The Killacloghane Portal Tomb
The historic portal tomb at Killcloghane on the outskirts of Milltown is 6,000 years old and is now known to be one of the oldest manmade structures in Ireland and probably the site of the first human settlement in the southwest of Ireland. The tomb is the inspiration for Fleadh Cheoil Chiarraí 2018 and has been adopted by Milltown-Listry CCÉ as its logo in keeping with the theme for the Fleadh: ‘Reconnecting with Our Past.’ A special Summer Solstice Celebration takes place at the tomb as part of the Fleadh Cheoil on 21st June. Here, County Archaeologist, Dr Michael Connolly describes the importance of the site and what was discovered during excavations.
In 2015, Kerry County Council funded the excavation and conservation of the portal tomb in Killacloghane townland, east of the village of Milltown, in mid-Kerry. The tomb was in danger of imminent collapse with cracking of one portal and significant movement of the 13.5 tonne capstone.
The project was very successful with the tomb now conserved and stabilised in its original position while the excavation of the chamber and part of the surrounding cairn provided a wealth of information on how the monument was built, why it had started to collapse and how the builders and subsequent users of the site had tried to correct flaws in its design that were causing the capstone to move.
The Tomb
The tomb is unusual in the context of portal stones in that it does not have a rear stone with the capstone resting on two portals at the front and the ground at the rear. The excavation showed that the shape of the rear of the capstone had caused stability problems as the stone shifted to one side. The rear of the tomb had been dug into on at least one occasion in an effort to stabilise the capstone and a large
stone had been placed as a stop at the rear to arrest the backwards slipping of the capstone.
The capstone is of green sandstone, the nearest source of which would be in the foothills of the Sliabh Mis mountains to the north. Geological analysis suggests the stone is a glacial erratic and that it was likely dug out of the ground at its current location. The excavation uncovered a large pit within which the tomb is constructed which would support such a hypothesis.
The Excavation
The soils at Killacloghane are extremely acidic and as such unburnt bone was always unlikely to survive. The earliest burials in the tomb were likely to have been disarticulated and unburnt. The only bone recovered from the tomb was cremated (burnt) and analysis showed that it dated to the Early Bronze Age and represented the remains of a female. However, the excavation did produce a range of exceptionally fine flint artefacts (knife, arrowheads and scrapers) as well as a range of prehistoric pottery.

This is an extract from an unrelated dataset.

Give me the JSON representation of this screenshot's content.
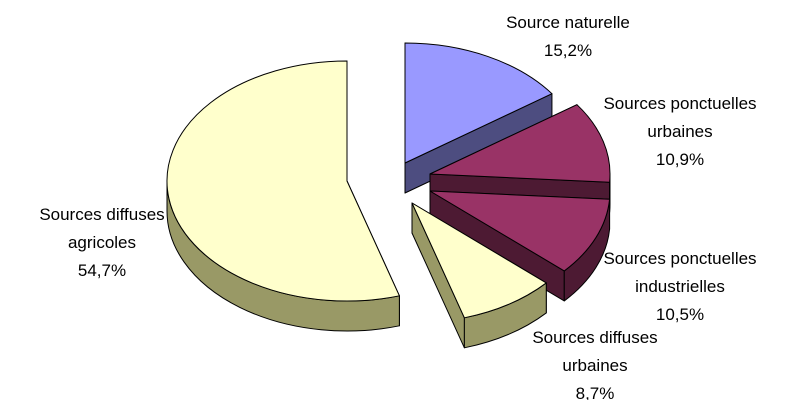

The flint artefacts all date to the Early Neolithic era and analysis indicated that the flint knife had been used to cut plant stems and displayed evidence of having had a handle while one of the arrowheads was unused and probably made for inclusion with a burial. The other two arrowheads had been used and one exhibited an impact fracture. The carinated bowls are the earliest pottery type known from Ireland while the Middle Neolithic bi-partite bowl and Middle/Late Bronze Age cordoned urn are the only examples of these pottery types recorded in County Kerry.
Radiocarbon dates from charcoal and bone (19 dates in total) illustrate the use of the tomb as a place of burial in the very earliest Neolithic (c.4,000 BC), the Middle Neolithic (c.3,600 BC), the Early Bronze Age (c.2,200 BC) and into the Middle Bronze Age (cordoned urn c.1,700 BC) as well as evidence of significant disturbance in later periods.
The multi-period nature of the radiocarbon dates illustrates the importance of the monument throughout early prehistory as a link to the past through ancestral spirits and a constant reaffirmation, through reuse, of these linkages to the site and the surrounding lands. Clearly the monument retained a significant place both in the landscape and culture of the area from its first use right thorough prehistory and into the historic period; indeed the latest find from the excavation was a silver groat (coin) of Henry VIII lost by a visitor or deliberately deposited for luck!